Data Center   Latest

How to Avoid Excessive Data Center Power Charges

Failing to fully utilize or “load” power circuits to their rated capacity may not result in downtime but could inflate power subscription costs.

Avoid excessive power charges from underutilization through proper power planning and budgeting. This involves loading every circuit to the rated capacity while respecting safety margins.

Many colocation providers deliver power on a subscription basis. In a dual powered data center, the customer pays a flat rate per A-B whip pair. This rate is calculated based on a proportionate cost for the infrastructure required to condition and distribute the power, as well as the electricity consumed at the full 80% load rating. If the circuits are not fully loaded, the customer ends up paying for unused power.

While this may sound like an easy pitfall to avoid, in application, it is often ignored. This is especially true when migrating from a legacy owned facility to a modern colocation facility. Customers simply specify a set number of circuits for each cabinet while neglecting to analyze and evaluate their exact needs.

This can be a costly mistake resulting in leasing more square footage than is absolutely necessary to support the load at the facility’s design power density while paying for subscribed power that is never used.

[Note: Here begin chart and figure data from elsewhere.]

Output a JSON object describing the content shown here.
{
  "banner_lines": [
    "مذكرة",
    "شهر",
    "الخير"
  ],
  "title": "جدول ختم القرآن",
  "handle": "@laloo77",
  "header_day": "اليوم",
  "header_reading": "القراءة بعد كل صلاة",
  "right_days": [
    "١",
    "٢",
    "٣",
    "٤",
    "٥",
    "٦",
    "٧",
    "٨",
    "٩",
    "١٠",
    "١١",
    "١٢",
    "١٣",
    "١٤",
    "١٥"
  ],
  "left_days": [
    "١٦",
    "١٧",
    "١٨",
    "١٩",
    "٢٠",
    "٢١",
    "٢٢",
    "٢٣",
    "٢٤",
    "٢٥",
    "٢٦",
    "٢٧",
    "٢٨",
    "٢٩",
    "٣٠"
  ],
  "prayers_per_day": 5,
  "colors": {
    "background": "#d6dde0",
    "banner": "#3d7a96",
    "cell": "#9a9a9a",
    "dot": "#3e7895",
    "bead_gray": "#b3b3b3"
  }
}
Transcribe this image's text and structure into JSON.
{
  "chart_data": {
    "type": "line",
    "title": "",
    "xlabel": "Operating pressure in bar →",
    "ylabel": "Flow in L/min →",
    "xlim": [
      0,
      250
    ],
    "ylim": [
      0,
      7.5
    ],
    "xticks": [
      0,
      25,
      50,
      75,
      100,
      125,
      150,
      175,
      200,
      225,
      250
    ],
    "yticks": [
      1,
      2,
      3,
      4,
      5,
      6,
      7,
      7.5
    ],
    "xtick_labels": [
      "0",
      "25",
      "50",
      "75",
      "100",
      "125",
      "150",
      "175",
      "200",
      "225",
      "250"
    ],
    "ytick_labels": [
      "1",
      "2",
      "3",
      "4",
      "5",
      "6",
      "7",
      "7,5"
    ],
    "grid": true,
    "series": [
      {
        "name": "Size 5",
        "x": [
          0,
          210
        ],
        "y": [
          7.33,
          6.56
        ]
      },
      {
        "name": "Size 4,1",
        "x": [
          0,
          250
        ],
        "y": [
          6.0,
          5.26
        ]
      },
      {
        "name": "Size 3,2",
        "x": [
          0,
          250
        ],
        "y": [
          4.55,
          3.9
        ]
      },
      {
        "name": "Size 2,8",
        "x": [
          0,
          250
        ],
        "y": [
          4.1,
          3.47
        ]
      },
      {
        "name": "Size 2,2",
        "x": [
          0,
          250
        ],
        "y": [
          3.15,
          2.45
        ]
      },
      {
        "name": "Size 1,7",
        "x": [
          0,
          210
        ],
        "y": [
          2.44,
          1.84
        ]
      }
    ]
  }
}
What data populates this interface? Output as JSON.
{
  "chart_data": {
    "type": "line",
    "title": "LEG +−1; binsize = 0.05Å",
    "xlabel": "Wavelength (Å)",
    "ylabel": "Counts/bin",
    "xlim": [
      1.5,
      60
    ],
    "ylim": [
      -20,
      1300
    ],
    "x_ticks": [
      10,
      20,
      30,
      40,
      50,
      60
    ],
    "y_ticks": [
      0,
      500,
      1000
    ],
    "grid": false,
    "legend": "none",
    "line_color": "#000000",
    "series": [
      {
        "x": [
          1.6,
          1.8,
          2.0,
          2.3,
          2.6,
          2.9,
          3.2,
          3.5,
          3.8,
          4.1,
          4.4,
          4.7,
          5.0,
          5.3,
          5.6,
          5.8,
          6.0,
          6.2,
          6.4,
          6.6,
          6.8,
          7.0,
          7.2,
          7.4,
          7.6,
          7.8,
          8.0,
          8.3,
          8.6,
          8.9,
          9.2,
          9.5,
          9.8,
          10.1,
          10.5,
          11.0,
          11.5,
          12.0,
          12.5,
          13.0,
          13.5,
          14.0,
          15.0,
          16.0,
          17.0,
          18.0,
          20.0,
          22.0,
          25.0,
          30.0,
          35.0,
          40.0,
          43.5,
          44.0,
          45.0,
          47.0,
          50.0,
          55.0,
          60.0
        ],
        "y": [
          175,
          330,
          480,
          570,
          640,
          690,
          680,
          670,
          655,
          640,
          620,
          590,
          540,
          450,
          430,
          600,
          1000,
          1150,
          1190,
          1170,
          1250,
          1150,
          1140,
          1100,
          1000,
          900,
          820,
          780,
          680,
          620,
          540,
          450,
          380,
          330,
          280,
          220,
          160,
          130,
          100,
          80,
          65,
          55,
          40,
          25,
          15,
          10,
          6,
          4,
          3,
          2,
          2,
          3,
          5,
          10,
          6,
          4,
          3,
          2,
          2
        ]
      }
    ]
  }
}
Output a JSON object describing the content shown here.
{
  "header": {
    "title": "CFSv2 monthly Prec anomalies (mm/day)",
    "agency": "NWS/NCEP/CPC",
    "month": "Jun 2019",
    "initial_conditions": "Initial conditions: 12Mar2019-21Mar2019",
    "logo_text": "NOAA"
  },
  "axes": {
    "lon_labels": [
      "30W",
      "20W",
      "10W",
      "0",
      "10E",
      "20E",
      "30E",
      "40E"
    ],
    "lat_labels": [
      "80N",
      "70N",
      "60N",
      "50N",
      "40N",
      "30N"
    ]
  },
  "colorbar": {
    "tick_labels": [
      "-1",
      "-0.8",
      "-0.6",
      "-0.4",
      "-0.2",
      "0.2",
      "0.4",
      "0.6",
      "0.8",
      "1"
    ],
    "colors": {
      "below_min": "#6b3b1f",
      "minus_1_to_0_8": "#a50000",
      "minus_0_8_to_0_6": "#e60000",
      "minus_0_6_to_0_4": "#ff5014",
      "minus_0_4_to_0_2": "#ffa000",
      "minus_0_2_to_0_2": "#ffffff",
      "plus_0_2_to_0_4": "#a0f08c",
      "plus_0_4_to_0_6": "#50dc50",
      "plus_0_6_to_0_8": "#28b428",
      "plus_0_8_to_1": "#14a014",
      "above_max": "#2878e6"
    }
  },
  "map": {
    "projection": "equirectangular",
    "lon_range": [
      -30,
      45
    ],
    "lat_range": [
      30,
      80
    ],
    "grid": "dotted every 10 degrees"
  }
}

Another common pitfall is specifying the number of required circuits based on the number of PDUs or power trips in the cabinets. Data center power circuits are an expensive way to handle power distribution and care should be used to order only what is required.

FOR EXAMPLE – When you have gear with low power requirements…

Solve the dilemma of loading each circuit to its rated capacity by using double gang outlets on the ends of the power whips. For example, a 30 amp whip can be outfitted with two 15 amp receptacles in a double gang box. Provided the PDUs plugged in to the outlets are outfitted with 15 amp circuit breakers, this could result in an economical way to safely deliver 15 amps to two different cabinets on a single 30 amp whip pair.

While dual powered facilities provide concurrent maintainability and high availability when coupled with dual powered devices, proper power distribution planning is still required to achieve the ultimate goal of zero downtime and realize the cost benefits of outsourcing.